To test the DC warmer, unplug the battery warmer at the 6-pin connector. At the warmer side ohm test between pin# 2 & 5 of warmer 6 pin connector. If you measure roughly 27Ω continue to test #1-1. If not you either have a bad connection, bad thermal fuse or element in warmer is bad. Thermal fuse is part# U5669A-1N.

Test #1-1

Take and measure the vehicles side if the 6-pin connector and you should read pack voltage (typically 80VDC) If so, warmer should be operational. Else if not continue to test #2. ​​

Test #2

To test the DC thermal switch, unplug the 2-pin connector of the battery warmer. On the warmer side of the connector ohm test between pin's 1 & 2. Should measure a closed circuit, if so continue to test #2-1. If circuit is open thermal switch may bad and needs to be replaced. Part# of thermal switch is U5732A-N.

Test #2-1

Take and jumper the two terminals together of the 2-pin connector on the vehicle side. You should hear a relay close inside the lithium PCB assembly. Also, if the 6-pin warmer connector is plugged back in the warmer should start to operate. Can be seen by looking at the pack current in the dash display. If it does not still operate more than likely the PCB assembly needs to be replaced. If it does, then you still have a bad thermal switch, and it should be replaced. 

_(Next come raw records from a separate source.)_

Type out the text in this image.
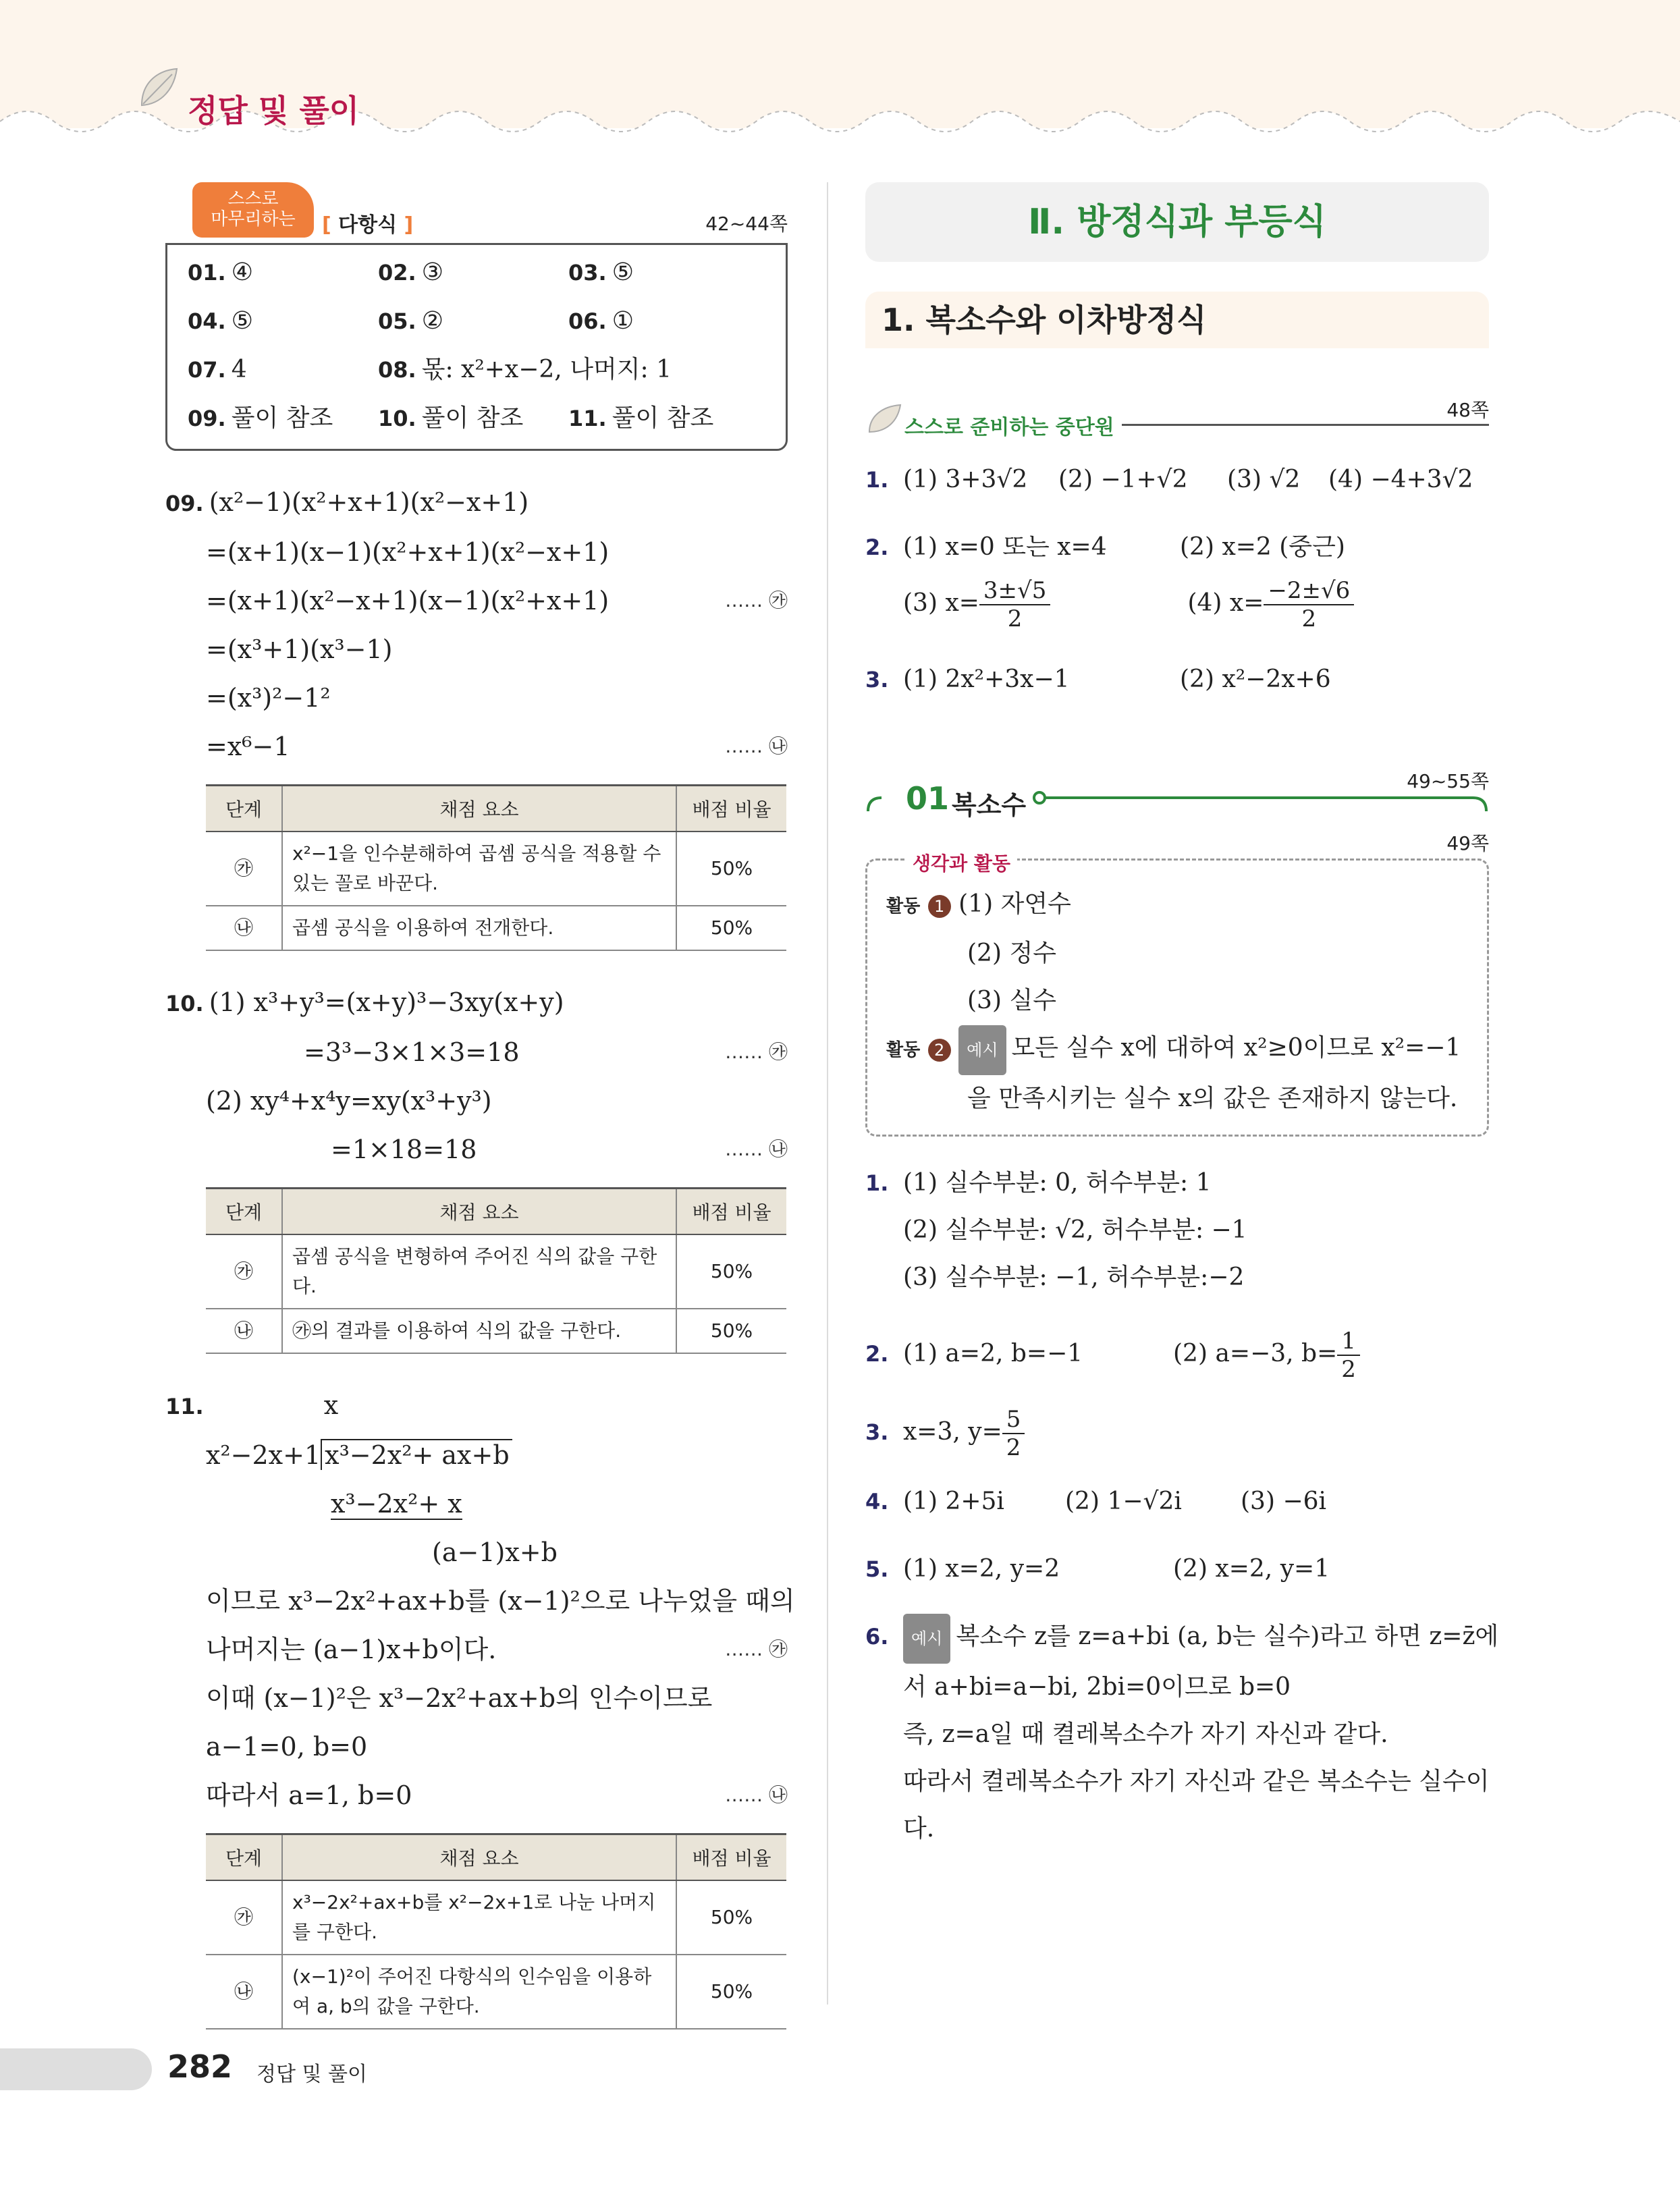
정답 및 풀이
스스로
마무리하는	[ 다항식 ]	42~44쪽
01. ④	02. ③	03. ⑤
04. ⑤	05. ②	06. ①
07. 4	08. 몫: x²+x−2, 나머지: 1
09. 풀이 참조	10. 풀이 참조	11. 풀이 참조
09. (x²−1)(x²+x+1)(x²−x+1)
=(x+1)(x−1)(x²+x+1)(x²−x+1)
=(x+1)(x²−x+1)(x−1)(x²+x+1)	…… ㉮
=(x³+1)(x³−1)
=(x³)²−1²
=x⁶−1	…… ㉯
단계	채점 요소	배점 비율
㉮	x²−1을 인수분해하여 곱셈 공식을 적용할 수 있는 꼴로 바꾼다.	50%
㉯	곱셈 공식을 이용하여 전개한다.	50%
10. (1) x³+y³=(x+y)³−3xy(x+y)
=3³−3×1×3=18	…… ㉮
(2) xy⁴+x⁴y=xy(x³+y³)
=1×18=18	…… ㉯
단계	채점 요소	배점 비율
㉮	곱셈 공식을 변형하여 주어진 식의 값을 구한다.	50%
㉯	㉮의 결과를 이용하여 식의 값을 구한다.	50%
11.	x
x²−2x+1 x³−2x²+ ax+b
x³−2x²+ x
(a−1)x+b
이므로 x³−2x²+ax+b를 (x−1)²으로 나누었을 때의
나머지는 (a−1)x+b이다.	…… ㉮
이때 (x−1)²은 x³−2x²+ax+b의 인수이므로
a−1=0, b=0
따라서 a=1, b=0	…… ㉯
단계	채점 요소	배점 비율
㉮	x³−2x²+ax+b를 x²−2x+1로 나눈 나머지를 구한다.	50%
㉯	(x−1)²이 주어진 다항식의 인수임을 이용하여 a, b의 값을 구한다.	50%
Ⅱ. 방정식과 부등식
1. 복소수와 이차방정식
스스로 준비하는 중단원
48쪽
1. (1) 3+3√2 (2) −1+√2 (3) √2 (4) −4+3√2
2. (1) x=0 또는 x=4	(2) x=2 (중근)
(3) $x= \frac{3\pm√5}{2}$	(4) $x= \frac{-2\pm√6}{2}$
3. (1) 2x²+3x−1	(2) x²−2x+6
01 복소수
49~55쪽
생각과 활동
49쪽
활동 1 (1) 자연수
(2) 정수
(3) 실수
활동 2 예시 모든 실수 x에 대하여 x²≥0이므로 x²=−1
을 만족시키는 실수 x의 값은 존재하지 않는다.
1. (1) 실수부분: 0, 허수부분: 1
(2) 실수부분: √2, 허수부분: −1
(3) 실수부분: −1, 허수부분:−2
2. (1) a=2, b=−1	(2) a=−3, $b= \frac{1}{2}$
3. x=3, $y= \frac{5}{2}$
4. (1) 2+5i	(2) 1−√2i (3) −6i
5. (1) x=2, y=2	(2) x=2, y=1
6. 예시 복소수 z를 z=a+bi (a, b는 실수)라고 하면 z=z̄에
서 a+bi=a−bi, 2bi=0이므로 b=0
즉, z=a일 때 켤레복소수가 자기 자신과 같다.
따라서 켤레복소수가 자기 자신과 같은 복소수는 실수이
다.
282 정답 및 풀이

Diagnostics of AC side of warmer

TEST #3

To test the AC warmer, unplug the battery warmer at the 6-pin connector. ohm test between pin# 1 & 6 of warmer 6 pin connector. If you measure roughly 71Ω continue to test 3-1. If not you either have a bad connection, bad thermal fuse or element in warmer is bad. Thermal fuse is part# U5669A-1N.

Test #3-1

Take and measure the vehicles side of the 6-pin connector and you should read same voltage as you are plugged into (example 120VAC) if not you either have a wiring connection issue or the PCB assembly is bad and needs to be replaced.

Test #4

At the 6-pin connector. ohm test between pin# 3 & 4 of warmer 6 pin connector. If you measure roughly 100Ω @ 70° C, then you may have a bad lithium PCB assembly. If not, you could have a bad thermistor which is part# U5733A-N.